The anal sacs (or anal glands) of ferrets secrete a foul-smelling, musky liquid. De-scented ferrets (which have had these sacs removed) make more aesthetically appealing pets. Even after de-scenting, ferrets still have a slightly musky odor. You can routinely bathe your ferret weekly or every other week, using a gentle moisturizing shampoo as recommended by your veterinarian.
“Ferrets should not be declawed.”
Ferrets should have their sharp claws or toenails trimmed regularly. Your veterinarian can teach you how to do this procedure safely. Ferrets should not be declawed.
Just like dogs and cats, ferrets require a series of vaccinations as youngsters. At least once a year, they also require an examination, a fecal test for internal parasites, and booster vaccinations. Once a ferret becomes 3 – 4 years of age, it requires a complete geriatric profile (see below).
Ferrets are usually vaccinated at 8, 12, and 16 weeks of age against canine distemper.
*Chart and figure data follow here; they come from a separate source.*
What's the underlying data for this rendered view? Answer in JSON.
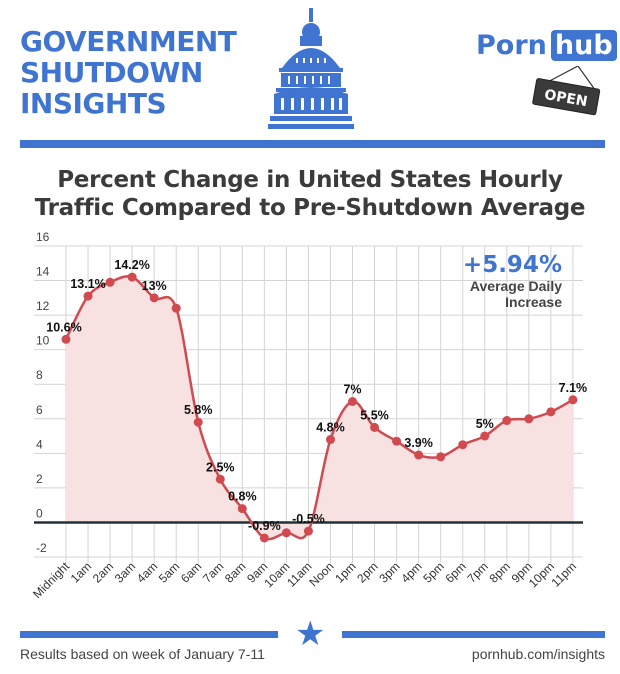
{
  "header": {
    "title_lines": [
      "GOVERNMENT",
      "SHUTDOWN",
      "INSIGHTS"
    ],
    "logo": {
      "part1": "Porn",
      "part2": "hub"
    },
    "sign_text": "OPEN"
  },
  "colors": {
    "brand_blue": "#3f74d0",
    "line_red": "#d04a4f",
    "area_fill": "#f8e1e1",
    "zero_line": "#22303a"
  },
  "callout": {
    "value": "+5.94%",
    "line1": "Average Daily",
    "line2": "Increase"
  },
  "footer": {
    "note": "Results based on week of January 7-11",
    "url": "pornhub.com/insights",
    "icon": "star-icon"
  },
  "chart_data": {
    "type": "area",
    "title_lines": [
      "Percent Change in United States Hourly",
      "Traffic Compared to Pre-Shutdown Average"
    ],
    "xlabel": "",
    "ylabel": "",
    "ylim": [
      -2,
      16
    ],
    "yticks": [
      16,
      14,
      12,
      10,
      8,
      6,
      4,
      2,
      0,
      -2
    ],
    "grid": true,
    "categories": [
      "Midnight",
      "1am",
      "2am",
      "3am",
      "4am",
      "5am",
      "6am",
      "7am",
      "8am",
      "9am",
      "10am",
      "11am",
      "Noon",
      "1pm",
      "2pm",
      "3pm",
      "4pm",
      "5pm",
      "6pm",
      "7pm",
      "8pm",
      "9pm",
      "10pm",
      "11pm"
    ],
    "values": [
      10.6,
      13.1,
      13.9,
      14.2,
      13.0,
      12.4,
      5.8,
      2.5,
      0.8,
      -0.9,
      -0.6,
      -0.5,
      4.8,
      7.0,
      5.5,
      4.7,
      3.9,
      3.8,
      4.5,
      5.0,
      5.9,
      6.0,
      6.4,
      7.1
    ],
    "data_labels": {
      "0": "10.6%",
      "1": "13.1%",
      "3": "14.2%",
      "4": "13%",
      "6": "5.8%",
      "7": "2.5%",
      "8": "0.8%",
      "9": "-0.9%",
      "11": "-0.5%",
      "12": "4.8%",
      "13": "7%",
      "14": "5.5%",
      "16": "3.9%",
      "19": "5%",
      "23": "7.1%"
    }
  }
}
There is also an approved vaccine for rabies in ferrets. However, since local municipal laws vary regarding ferret bites, some veterinarians do not vaccinate ferrets for rabies.
Other anatomic and physiologic features of ferrets
“Ferrets do not have any identifiable blood types.”
Ferrets do not have any identifiable blood types. Therefore, blood from any ferret can be given to a ferret that needs a blood transfusion.
Ferrets are very susceptible to hypoglycemia (low blood sugar). For this reason, they are only fasted for a few hours (rather than overnight) prior to surgery or blood sampling.
Ferrets, like many small mammals and pocket pets, are extremely susceptible to heat stress or stroke. The temperature must be kept below 90o F (32o C).
Selecting Your Pet Ferret
In some municipalities, it is illegal to own a pet ferret, due to the potential for attacks on people (specifically young children, as ferrets can be aggressive and nippy) and due to the chance of escaped ferrets becoming established in the wild. If owning a ferret is legal in your area, they can be purchased at pet stores or through breeders or ferret club members. Ideally, purchase a young ferret, since it will adapt more readily to its new home. The eyes and nose should be clear and free of any discharge that might indicate distemper or a respiratory infection. The ferret should be curious and inquisitive; it should not be thin or emaciated. Check for the presence of wetness around the anus, which might indicate diarrhea. Check for the presence of external parasites such as fleas. If possible, examine the ferret’s mouth for broken teeth, discolored gums (they should be light pink), or any obvious sores around the mouth, any of which could suggest disease. Inquire as to whether the ferret has been surgically altered (spayed or neutered) and de-scented (had its anal sacs surgically removed); most ferrets have these operations performed by 8-12 weeks of age, prior to purchase.
The First Veterinary Visit
“Your ferret should be examined by a veterinarian who treats these special pets within 48 hours of purchase.”
Your ferret should be examined by a veterinarian who treats these special pets within 48 hours of purchase (this is often required by the seller or the guarantee is voided). At this visit, your veterinarian will discuss proper diet, housing, and toys for the ferret. A vaccination program will be set up, a fecal sample will be checked for worms or other intestinal parasites, and the ferret may be started on heartworm preventative. Like dogs and cats, ferrets require annual veterinary visits.
Once a ferret reaches 3 years of age, a complete geriatric work-up, which includes an EKG, urinalysis, blood tests and radiographs (X-rays), is necessary on at least an annual basis. This will allow for the early detection of diseases so commonly seen in older ferrets, such as cardiomyopathy and cancer.